Healing through flexibility

In the final post of our assessment series, we will describe how to assess your flexibility. When most people think of fitness, they think of training their cardiovascular system and muscular strength, but they often forget about the importance of improving flexibility and mobility.

Flexibility training helps to decrease the chance of muscle imbalances, joint dysfunctions and overuse injuries. It should be a key component of all training programs. There are a number of tests you can perform to measure your upper and lower body flexibility.

Sit and Reach Test:
The sit and reach test measures the flexibility of the lower back and hamstring muscles.  This test is perhaps the most important flexibility test, as tightness in the lower back and hamstrings can help determine a person’s risk for future muscle pain and injury.

To perform this test, remove your shoes and sit on the floor with your legs straight in front of you. Place the soles of your feet flat against a box with a height of about 30 centimetres. Your knees should be locked and pressed down into the floor. With your palms facing downwards and your hands on top of each other, reach forwards as far as possible. Hold the final position for one to two seconds while an assistant measures the distance to your toes (a negative measurement) or past your toes (a positive measurement). Use the best score of three attempts.

The score is recorded to the nearest centimetre as the distance reached by the hand. The table below assumes the level of the feet is the zero mark.

  Men (cm) Women (cm)
Excellent >17 >21
Good 6 to 16 11 to 20
Average 0 to 5 1 to 10
Fair -8 to -1 -7 to 0
Poor <-9 <-8

Shoulder Flexibility Test:
This test measures the flexibility of the shoulder joint, which is important for injury prevention in every day life as well as sports such as swimming and tennis. To perform the test, you will need either a towel or a stick. Hold the towel/stick with both hands wide apart and palms facing downwards. Lift the towel/stick over your head and behind your back, keeping the tension on the object throughout.

Continue repeating the test, moving the hands closer and closer together each time until the movement can no longer be completed. Measure the distance between your hands for your final successful attempt, and aim to reduce the measurement over time.

Scratch Test:
This test measures the shoulder joint’s range of motion.  To perform the assessment, stand with one hand behind the head and over the shoulder. Reach that hand as far down the middle of your back as possible, with your fingers pointing downwards. With the other hand, reach behind your back with your palm facing upward and reach upwards as far as possible attempting to touch or overlap the fingers of both hands.

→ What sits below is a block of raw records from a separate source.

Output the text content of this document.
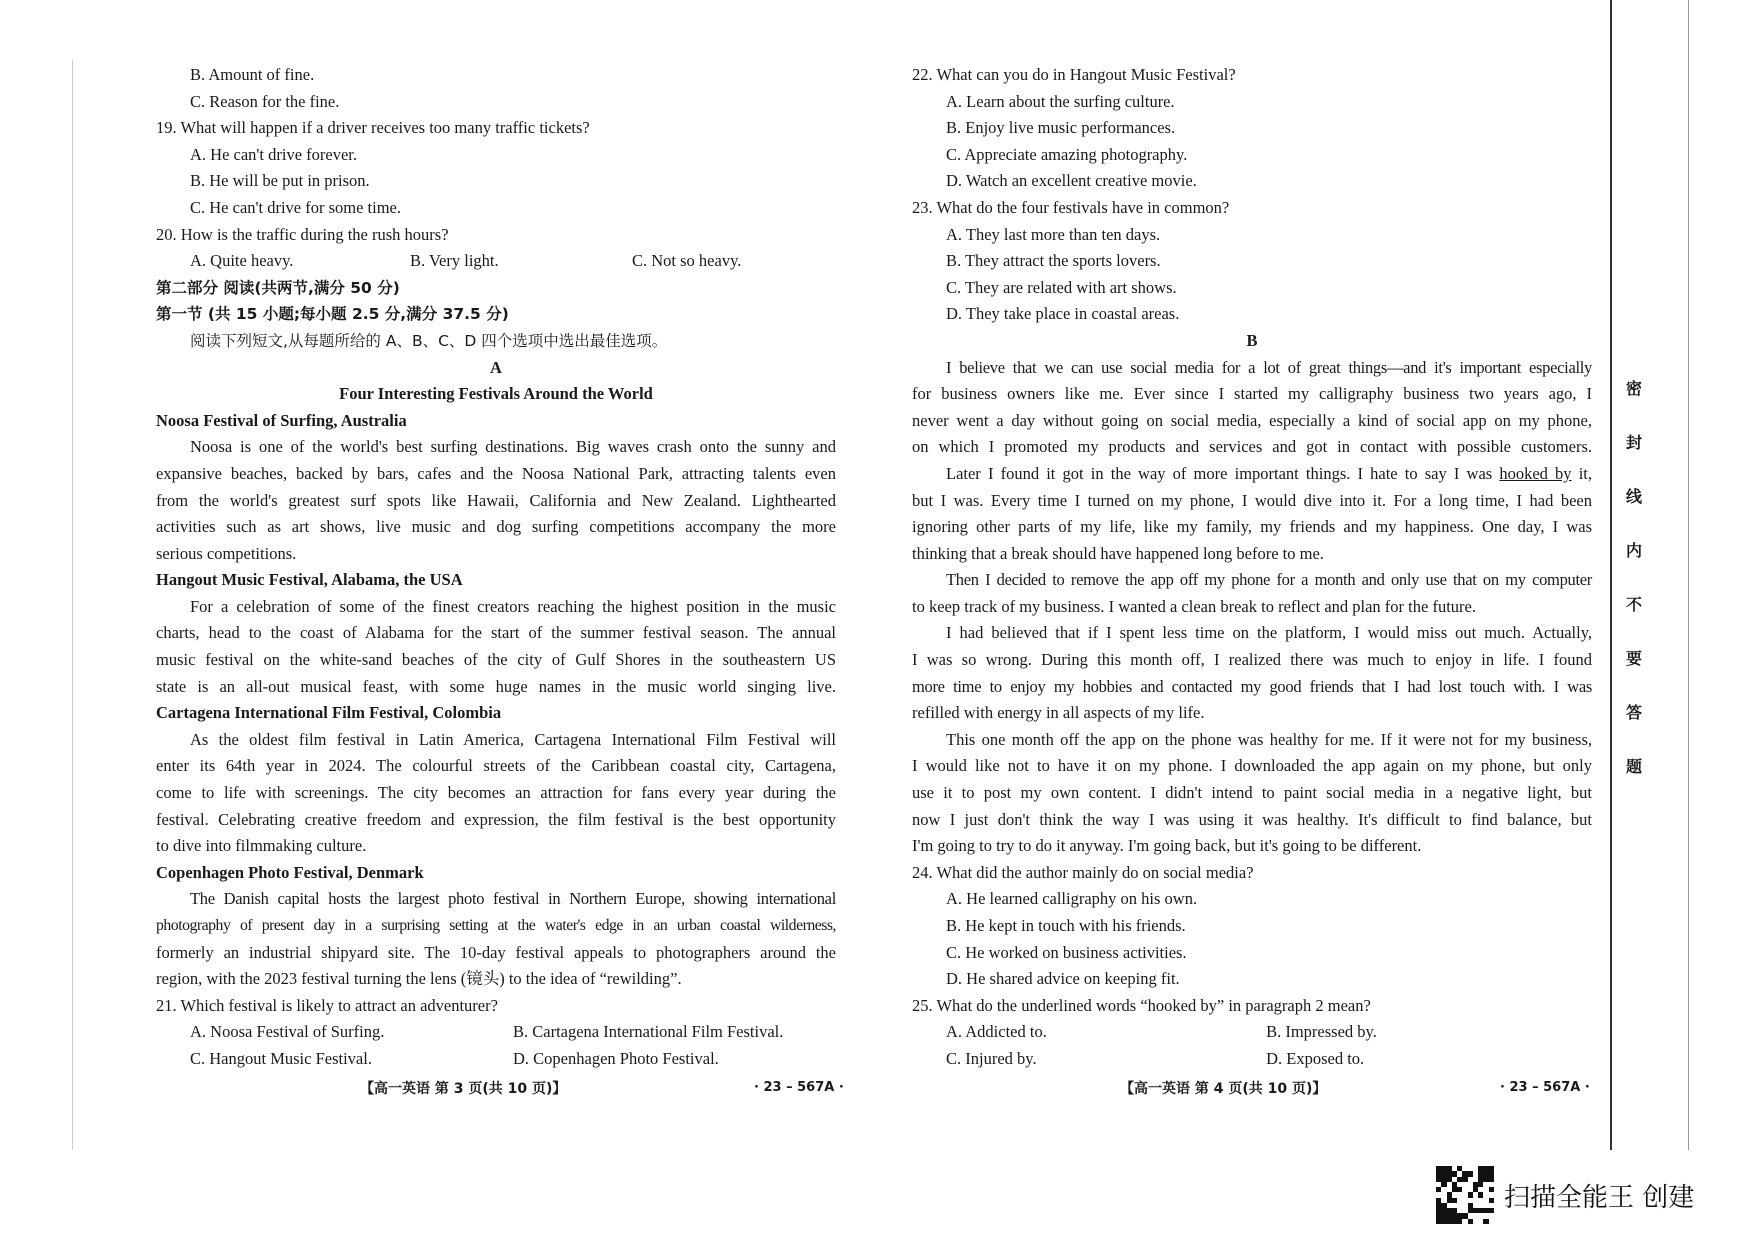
B. Amount of fine.
C. Reason for the fine.
19. What will happen if a driver receives too many traffic tickets?
A. He can't drive forever.
B. He will be put in prison.
C. He can't drive for some time.
20. How is the traffic during the rush hours?
A. Quite heavy.	B. Very light.	C. Not so heavy.
第二部分 阅读(共两节,满分 50 分)
第一节 (共 15 小题;每小题 2.5 分,满分 37.5 分)
阅读下列短文,从每题所给的 A、B、C、D 四个选项中选出最佳选项。
A
Four Interesting Festivals Around the World
Noosa Festival of Surfing, Australia
Noosa is one of the world's best surfing destinations. Big waves crash onto the sunny and
expansive beaches, backed by bars, cafes and the Noosa National Park, attracting talents even
from the world's greatest surf spots like Hawaii, California and New Zealand. Lighthearted
activities such as art shows, live music and dog surfing competitions accompany the more
serious competitions.
Hangout Music Festival, Alabama, the USA
For a celebration of some of the finest creators reaching the highest position in the music
charts, head to the coast of Alabama for the start of the summer festival season. The annual
music festival on the white-sand beaches of the city of Gulf Shores in the southeastern US
state is an all-out musical feast, with some huge names in the music world singing live.
Cartagena International Film Festival, Colombia
As the oldest film festival in Latin America, Cartagena International Film Festival will
enter its 64th year in 2024. The colourful streets of the Caribbean coastal city, Cartagena,
come to life with screenings. The city becomes an attraction for fans every year during the
festival. Celebrating creative freedom and expression, the film festival is the best opportunity
to dive into filmmaking culture.
Copenhagen Photo Festival, Denmark
The Danish capital hosts the largest photo festival in Northern Europe, showing international
photography of present day in a surprising setting at the water's edge in an urban coastal wilderness,
formerly an industrial shipyard site. The 10-day festival appeals to photographers around the
region, with the 2023 festival turning the lens (镜头) to the idea of “rewilding”.
21. Which festival is likely to attract an adventurer?
A. Noosa Festival of Surfing.	B. Cartagena International Film Festival.
C. Hangout Music Festival.	D. Copenhagen Photo Festival.
【高一英语 第 3 页(共 10 页)】	· 23 – 567A ·
22. What can you do in Hangout Music Festival?
A. Learn about the surfing culture.
B. Enjoy live music performances.
C. Appreciate amazing photography.
D. Watch an excellent creative movie.
23. What do the four festivals have in common?
A. They last more than ten days.
B. They attract the sports lovers.
C. They are related with art shows.
D. They take place in coastal areas.
B
I believe that we can use social media for a lot of great things—and it's important especially
for business owners like me. Ever since I started my calligraphy business two years ago, I
never went a day without going on social media, especially a kind of social app on my phone,
on which I promoted my products and services and got in contact with possible customers.
Later I found it got in the way of more important things. I hate to say I was hooked by it,
but I was. Every time I turned on my phone, I would dive into it. For a long time, I had been
ignoring other parts of my life, like my family, my friends and my happiness. One day, I was
thinking that a break should have happened long before to me.
Then I decided to remove the app off my phone for a month and only use that on my computer
to keep track of my business. I wanted a clean break to reflect and plan for the future.
I had believed that if I spent less time on the platform, I would miss out much. Actually,
I was so wrong. During this month off, I realized there was much to enjoy in life. I found
more time to enjoy my hobbies and contacted my good friends that I had lost touch with. I was
refilled with energy in all aspects of my life.
This one month off the app on the phone was healthy for me. If it were not for my business,
I would like not to have it on my phone. I downloaded the app again on my phone, but only
use it to post my own content. I didn't intend to paint social media in a negative light, but
now I just don't think the way I was using it was healthy. It's difficult to find balance, but
I'm going to try to do it anyway. I'm going back, but it's going to be different.
24. What did the author mainly do on social media?
A. He learned calligraphy on his own.
B. He kept in touch with his friends.
C. He worked on business activities.
D. He shared advice on keeping fit.
25. What do the underlined words “hooked by” in paragraph 2 mean?
A. Addicted to.	B. Impressed by.
C. Injured by.	D. Exposed to.
【高一英语 第 4 页(共 10 页)】	· 23 – 567A ·
密
封
线
内
不
要
答
题
扫描全能王 创建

If your fingers overlap, you have excellent shoulder flexibility. If your fingers can touch, that is considered ‘good’. An ‘average’ score is when your fingers are less than five centimetres apart, and anything more than that is considered poor.

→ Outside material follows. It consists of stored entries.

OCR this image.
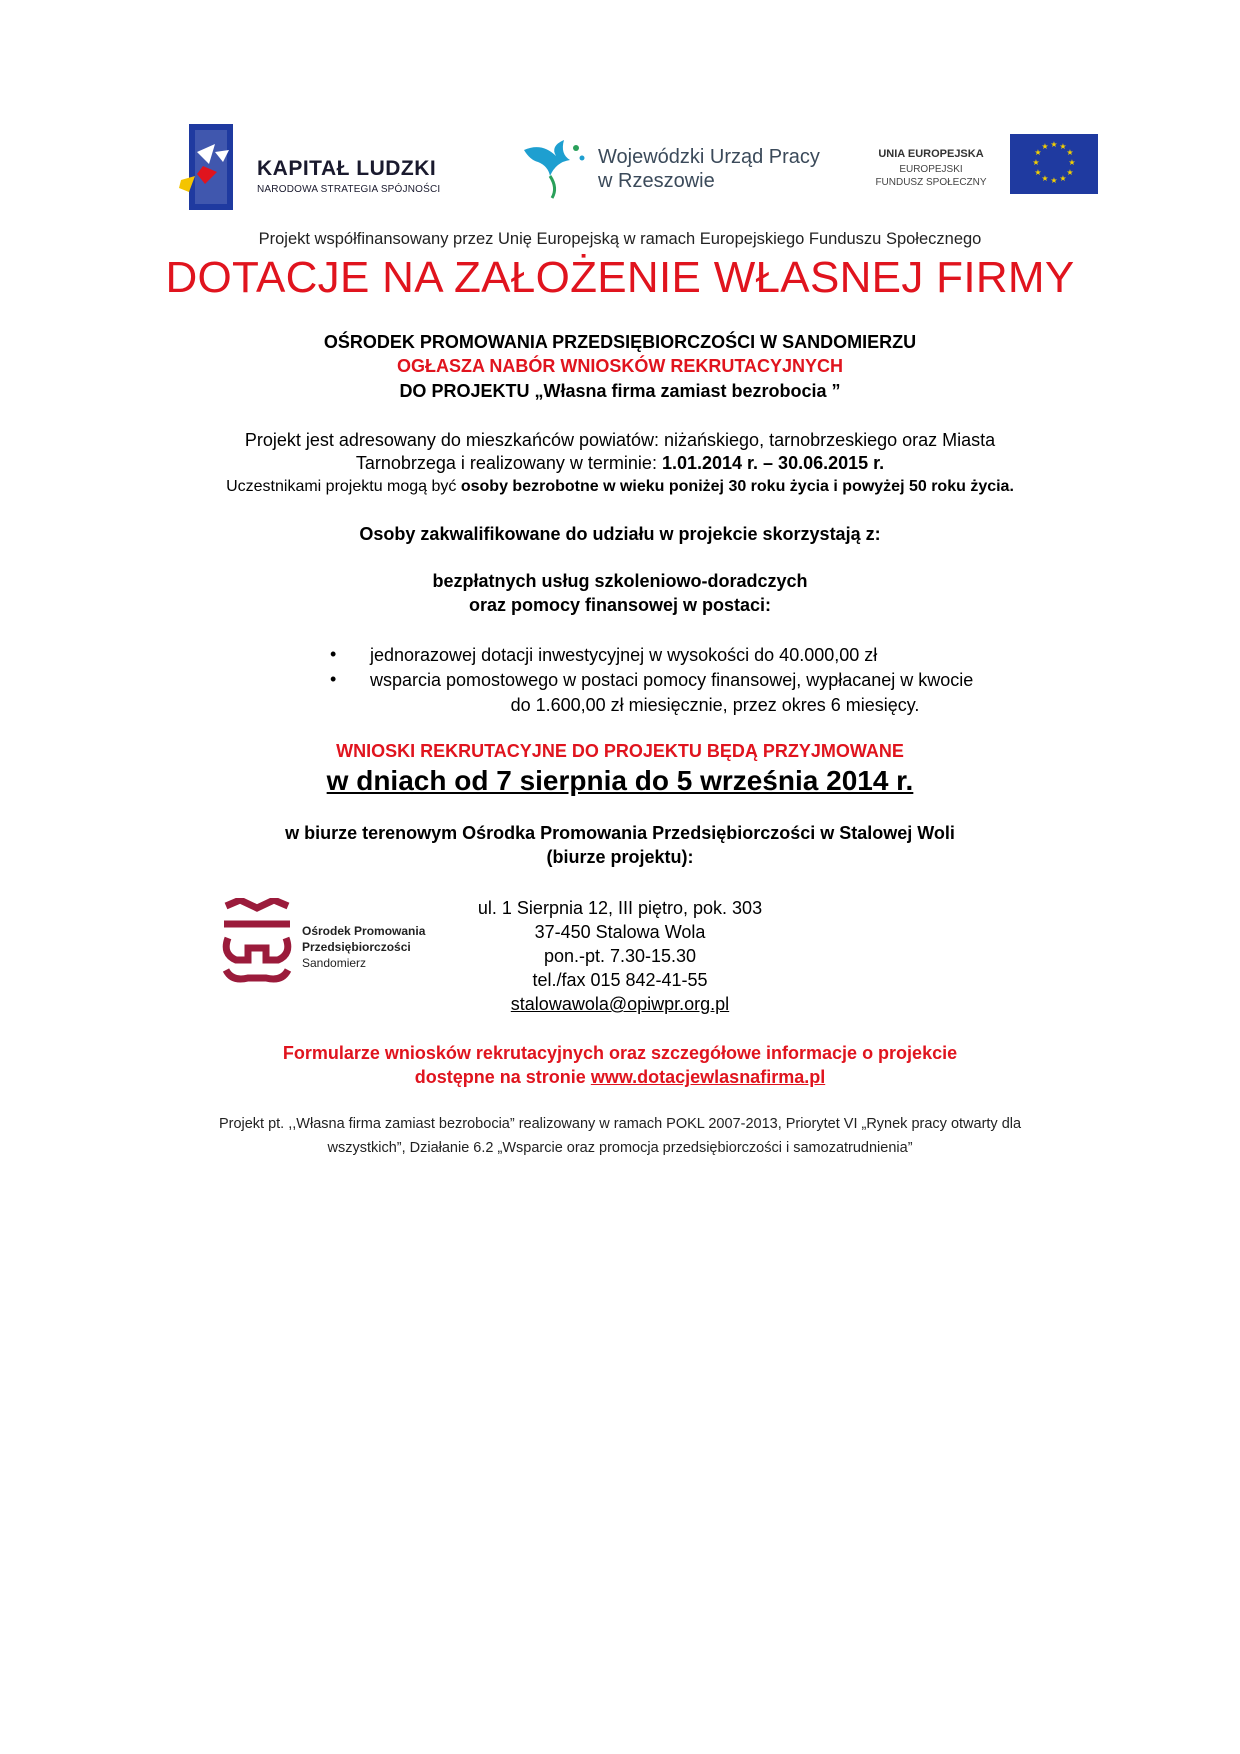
KAPITAŁ LUDZKI
NARODOWA STRATEGIA SPÓJNOŚCI
Wojewódzki Urząd Pracy
w Rzeszowie
UNIA EUROPEJSKA
EUROPEJSKI
FUNDUSZ SPOŁECZNY
★ ★
★
★
★
★
★
★
★
★
★
★
Projekt współfinansowany przez Unię Europejską w ramach Europejskiego Funduszu Społecznego
DOTACJE NA ZAŁOŻENIE WŁASNEJ FIRMY
OŚRODEK PROMOWANIA PRZEDSIĘBIORCZOŚCI W SANDOMIERZU
OGŁASZA NABÓR WNIOSKÓW REKRUTACYJNYCH
DO PROJEKTU „Własna firma zamiast bezrobocia ”
Projekt jest adresowany do mieszkańców powiatów: niżańskiego, tarnobrzeskiego oraz Miasta
Tarnobrzega i realizowany w terminie: 1.01.2014 r. – 30.06.2015 r.
Uczestnikami projektu mogą być osoby bezrobotne w wieku poniżej 30 roku życia i powyżej 50 roku życia.
Osoby zakwalifikowane do udziału w projekcie skorzystają z:
bezpłatnych usług szkoleniowo-doradczych
oraz pomocy finansowej w postaci:
• jednorazowej dotacji inwestycyjnej w wysokości do 40.000,00 zł
• wsparcia pomostowego w postaci pomocy finansowej, wypłacanej w kwocie
do 1.600,00 zł miesięcznie, przez okres 6 miesięcy.
WNIOSKI REKRUTACYJNE DO PROJEKTU BĘDĄ PRZYJMOWANE
w dniach od 7 sierpnia do 5 września 2014 r.
w biurze terenowym Ośrodka Promowania Przedsiębiorczości w Stalowej Woli
(biurze projektu):
Ośrodek Promowania
Przedsiębiorczości
Sandomierz
ul. 1 Sierpnia 12, III piętro, pok. 303
37-450 Stalowa Wola
pon.-pt. 7.30-15.30
tel./fax 015 842-41-55
stalowawola@opiwpr.org.pl
Formularze wniosków rekrutacyjnych oraz szczegółowe informacje o projekcie
dostępne na stronie www.dotacjewlasnafirma.pl
Projekt pt. ,,Własna firma zamiast bezrobocia” realizowany w ramach POKL 2007-2013, Priorytet VI „Rynek pracy otwarty dla
wszystkich”, Działanie 6.2 „Wsparcie oraz promocja przedsiębiorczości i samozatrudnienia”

To improve your flexibility, you must regularly stretch all the major muscle groups. Consider those muscles which are constantly in a shortened stage because of our lifestyles – a common example is the hip flexors, which are contracted when we sit for prolonged periods each day. Because the muscle is consistently short and moves in a pattern different from its intended function, inelastic connective tissue will form along this altered pattern and reduce the ability of the muscle to extend and move in its proper manner. Flexibility training is therefore essential to restore the normal extensibility of the muscle.

Posture is also an important part of movement and flexibility. Proper postural alignment allows optimum neuromuscular efficiency, which allows you to increase your strength and cardiovascular fitness.  Without this proper postural alignment, your body will begin to degenerate as muscular imbalances present themselves.

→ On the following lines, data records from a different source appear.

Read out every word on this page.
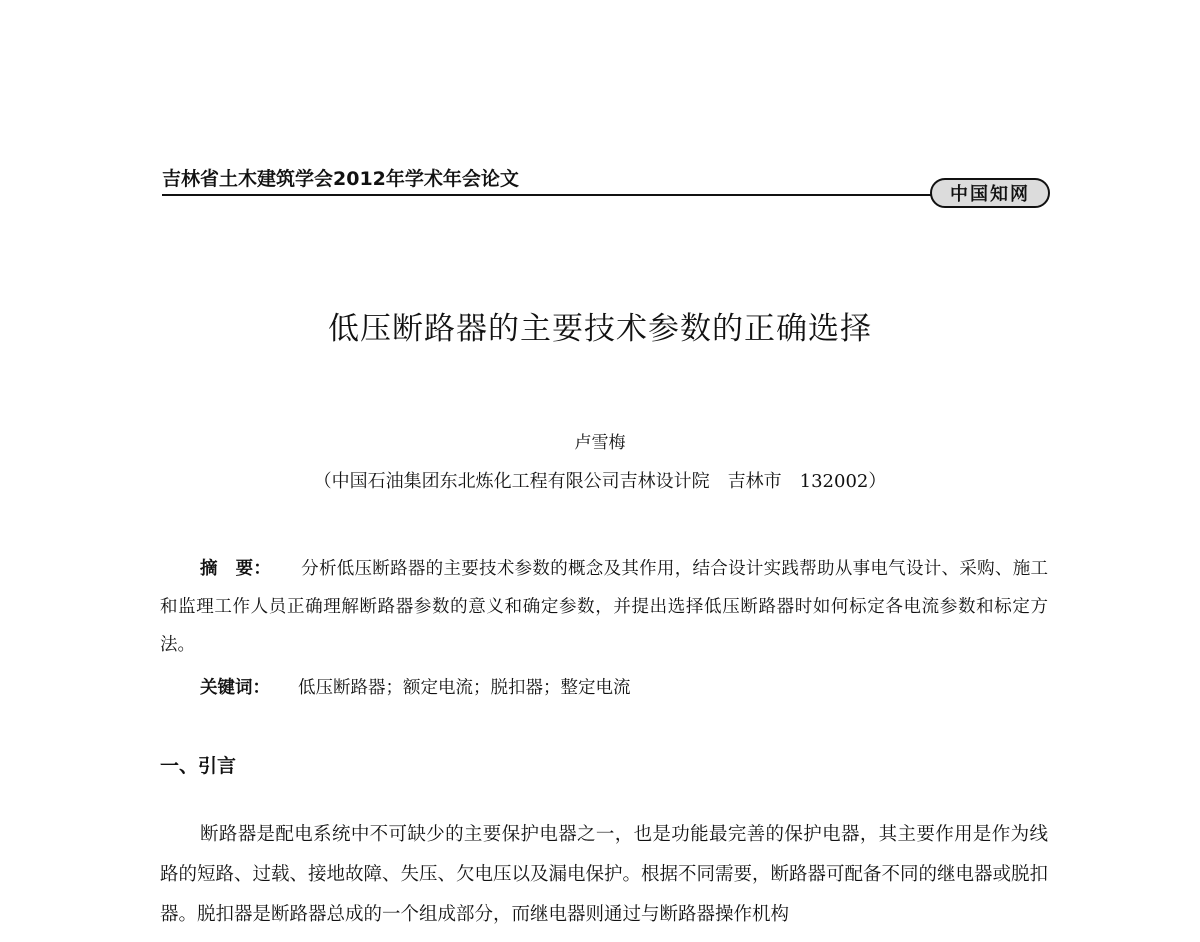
吉林省土木建筑学会2012年学术年会论文
中国知网
低压断路器的主要技术参数的正确选择
卢雪梅
（中国石油集团东北炼化工程有限公司吉林设计院　吉林市　132002）
摘　要： 分析低压断路器的主要技术参数的概念及其作用，结合设计实践帮助从事电气设计、采购、施工和监理工作人员正确理解断路器参数的意义和确定参数，并提出选择低压断路器时如何标定各电流参数和标定方法。
关键词： 低压断路器；额定电流；脱扣器；整定电流
一、引言
断路器是配电系统中不可缺少的主要保护电器之一，也是功能最完善的保护电器，其主要作用是作为线路的短路、过载、接地故障、失压、欠电压以及漏电保护。根据不同需要，断路器可配备不同的继电器或脱扣器。脱扣器是断路器总成的一个组成部分，而继电器则通过与断路器操作机构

Muscular imbalances can be caused by a number of factors including postural stress, emotional duress, repetitive movement, cumulative trauma, poor training technique, lack of core strength and lack of neuromuscular control.

By ensuring each exercise session works on mobility at the start of the workout through dynamic stretches, and flexibility at the end of the session with static stretches, you will minimise the number of muscular imbalances and general tightness you suffer from.